Clayton made headlines in June when Trump nominated him to replace US Attorney for the Southern District of New York Geoffrey Berman after Attorney General Bill Barr appeared to fire Berman via a press release.

But Clayton is likely to have a busy final few weeks at the helm of the SEC. Wall Street bankers with regulatory issues are looking to settle their accounts under a Trump administration rather than risk paying more under an even less-friendly Biden White House.

Like other presidential appointees, the SEC chairman often steps aside at the end of a president’s term and Clayton, with his strong Wall Street ties, is very unlikely to be considered by the incoming Biden administration.
Clayton, 54, is a former partner at New York law firm Sullivan & Cromwell who represented clients like Bill Ackman, Paul Tudor Jones and Goldman Sachs.

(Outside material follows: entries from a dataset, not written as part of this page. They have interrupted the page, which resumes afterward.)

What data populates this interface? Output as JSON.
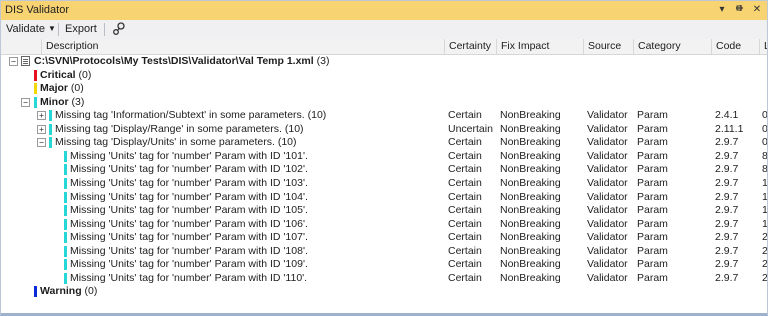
{
  "window": {
    "title": "DIS Validator",
    "pin_icon": "pin-icon",
    "close_icon": "close-icon",
    "dropdown_icon": "dropdown-icon"
  },
  "toolbar": {
    "validate_label": "Validate",
    "export_label": "Export",
    "settings_icon": "link-settings-icon"
  },
  "columns": {
    "description": "Description",
    "certainty": "Certainty",
    "fix_impact": "Fix Impact",
    "source": "Source",
    "category": "Category",
    "code": "Code",
    "extra": "L"
  },
  "colors": {
    "critical": "#e81123",
    "major": "#f2d900",
    "minor": "#27d6d6",
    "warning": "#0a2bd6",
    "titlebar": "#f7d372"
  },
  "rows": [
    {
      "level": 0,
      "expander": "−",
      "icon": "file-icon",
      "desc": "C:\\SVN\\Protocols\\My Tests\\DIS\\Validator\\Val Temp 1.xml",
      "count": "(3)",
      "bold": true
    },
    {
      "level": 1,
      "sev": "critical",
      "desc": "Critical",
      "count": "(0)",
      "bold": true
    },
    {
      "level": 1,
      "sev": "major",
      "desc": "Major",
      "count": "(0)",
      "bold": true
    },
    {
      "level": 1,
      "expander": "−",
      "sev": "minor",
      "desc": "Minor",
      "count": "(3)",
      "bold": true
    },
    {
      "level": 2,
      "expander": "+",
      "sev": "minor",
      "desc": "Missing tag 'Information/Subtext' in some parameters.",
      "count": "(10)",
      "certainty": "Certain",
      "impact": "NonBreaking",
      "source": "Validator",
      "category": "Param",
      "code": "2.4.1",
      "extra": "0"
    },
    {
      "level": 2,
      "expander": "+",
      "sev": "minor",
      "desc": "Missing tag 'Display/Range' in some parameters.",
      "count": "(10)",
      "certainty": "Uncertain",
      "impact": "NonBreaking",
      "source": "Validator",
      "category": "Param",
      "code": "2.11.1",
      "extra": "0"
    },
    {
      "level": 2,
      "expander": "−",
      "sev": "minor",
      "desc": "Missing tag 'Display/Units' in some parameters.",
      "count": "(10)",
      "certainty": "Certain",
      "impact": "NonBreaking",
      "source": "Validator",
      "category": "Param",
      "code": "2.9.7",
      "extra": "0"
    },
    {
      "level": 3,
      "sev": "minor",
      "desc": "Missing 'Units' tag for 'number' Param with ID '101'.",
      "certainty": "Certain",
      "impact": "NonBreaking",
      "source": "Validator",
      "category": "Param",
      "code": "2.9.7",
      "extra": "8"
    },
    {
      "level": 3,
      "sev": "minor",
      "desc": "Missing 'Units' tag for 'number' Param with ID '102'.",
      "certainty": "Certain",
      "impact": "NonBreaking",
      "source": "Validator",
      "category": "Param",
      "code": "2.9.7",
      "extra": "8"
    },
    {
      "level": 3,
      "sev": "minor",
      "desc": "Missing 'Units' tag for 'number' Param with ID '103'.",
      "certainty": "Certain",
      "impact": "NonBreaking",
      "source": "Validator",
      "category": "Param",
      "code": "2.9.7",
      "extra": "1"
    },
    {
      "level": 3,
      "sev": "minor",
      "desc": "Missing 'Units' tag for 'number' Param with ID '104'.",
      "certainty": "Certain",
      "impact": "NonBreaking",
      "source": "Validator",
      "category": "Param",
      "code": "2.9.7",
      "extra": "1"
    },
    {
      "level": 3,
      "sev": "minor",
      "desc": "Missing 'Units' tag for 'number' Param with ID '105'.",
      "certainty": "Certain",
      "impact": "NonBreaking",
      "source": "Validator",
      "category": "Param",
      "code": "2.9.7",
      "extra": "1"
    },
    {
      "level": 3,
      "sev": "minor",
      "desc": "Missing 'Units' tag for 'number' Param with ID '106'.",
      "certainty": "Certain",
      "impact": "NonBreaking",
      "source": "Validator",
      "category": "Param",
      "code": "2.9.7",
      "extra": "1"
    },
    {
      "level": 3,
      "sev": "minor",
      "desc": "Missing 'Units' tag for 'number' Param with ID '107'.",
      "certainty": "Certain",
      "impact": "NonBreaking",
      "source": "Validator",
      "category": "Param",
      "code": "2.9.7",
      "extra": "2"
    },
    {
      "level": 3,
      "sev": "minor",
      "desc": "Missing 'Units' tag for 'number' Param with ID '108'.",
      "certainty": "Certain",
      "impact": "NonBreaking",
      "source": "Validator",
      "category": "Param",
      "code": "2.9.7",
      "extra": "2"
    },
    {
      "level": 3,
      "sev": "minor",
      "desc": "Missing 'Units' tag for 'number' Param with ID '109'.",
      "certainty": "Certain",
      "impact": "NonBreaking",
      "source": "Validator",
      "category": "Param",
      "code": "2.9.7",
      "extra": "2"
    },
    {
      "level": 3,
      "sev": "minor",
      "desc": "Missing 'Units' tag for 'number' Param with ID '110'.",
      "certainty": "Certain",
      "impact": "NonBreaking",
      "source": "Validator",
      "category": "Param",
      "code": "2.9.7",
      "extra": "2"
    },
    {
      "level": 1,
      "sev": "warning",
      "desc": "Warning",
      "count": "(0)",
      "bold": true
    }
  ]
}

He was nominated to run the SEC by President Trump in January 2017 and confirmed by the Senate that May. His wife, Gretchen Butler Clayton, was a Goldman Sachs vice president who stepped down from the megabank after 17 years when Clayton was confirmed.
“Working alongside the incredibly talented and driven women and men of the SEC has been the highlight of my career,” Clayton said in a statement. “I am proud of our collective efforts to advance each part of the SEC’s tripartite mission, always with an eye on the interests of our Main Street investors.”